Other Than That How Was The Play?
Thank you. Thank you so much for the messages. You (the collective you) kept saying that you knew the sympathy didn't help but it DID help. A metaphor, if you will:
If life can be imagined as a painted canvas, indeterminately sized, then this miscarriage could be visualized as a smear of grays and black. A dark space, a space that hurts. And yet all around it there are these sunny flecks of color, each representing a comment from one of you, or a phone call, or little package from friends and family. When you tack this metaphor up on the wall and stand back a bit, the overall effect is much cheerier than it otherwise would have been. This period of time is lighter; I am lighter. So thank you.

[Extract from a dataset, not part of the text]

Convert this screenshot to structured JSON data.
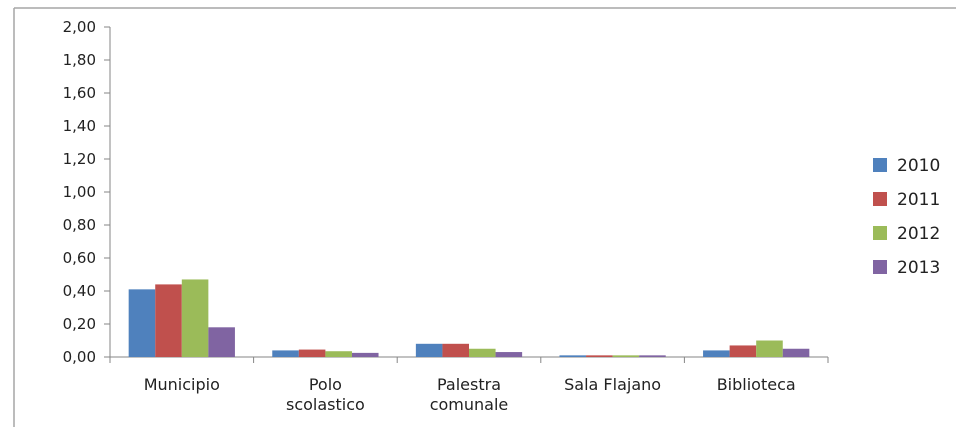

A rotten thing happened. I can wallow in the rottenness or I can feel grateful that I had all of these hands (fleshy and digital) waiting to pat my head and prop me back up again. I choose to feel grateful. Of course, I also choose to occasionally go into the backyard and scream at the squirrels for incessantly chattering in the face of my recent tragedy. Fucking squirrels.
I have spent the past few days forcing myself to cheer up. Periodically I find it is necessary to remind oneself, over and over in a relentless monotone, what is so very GOOD in life, lest one dwell too heavily upon the crap. I have repeated a hundred times a day, "Patrick is healthy. Steve is healthy. I am healthy. I have a rich, full life that is daily filled with joy and wonderousness. My feet have apparently stopped widening. We finally found the perfect rug to go in front of the window seat. My mother is healthy. My brother is healthy. The purple orchid is blooming again, despite being dropped stamen-down in the bathroom last October... ." At first I found this comforting once in three hundred repetitions. By yesterday I was being consoled every twentieth time. Improvement, you see. Small steps.
Yes, I am sad. Do I have to tell you how much we wanted this baby? Every time I think about all the time and effort and (oh god) money we wasted only to arrive at this macabre Groundhog Day again (it's not just that I am miscarrying encore, it is the fact that it is the SAME miscarriage that I have had three times in a row- not to mention the first four), I feel nauseous. When I consider what this means for our chance to ever have another child I go ahead and throw up.
And yet, I am not only sad. I am happy that I have friends and family and internets that care about me. I am delighted each and every day by Patrick's sense and nonsense. I am sort of madly in love with my husband. The basement is almost finished. I am reading a good book. My mother sent about fifty pounds of assorted teas. We have fun trips coming up.
It would be nice to have all of this AND the certainty of another child. It would be de-lovely to get pregnant and stay pregnant and have a baby at the end of it. Of course it would. And maybe it will happen, perhaps we will get lucky again. We won't stop trying, I know that, although the next step for us is very uncertain.
Right this instant, today, tonight, tomorrow, I am just concentrating on all of the things, little and big, that make me happy. And, at increasingly more frequent intervals, it is actually working.
So I think I am doing very well, thank you for asking.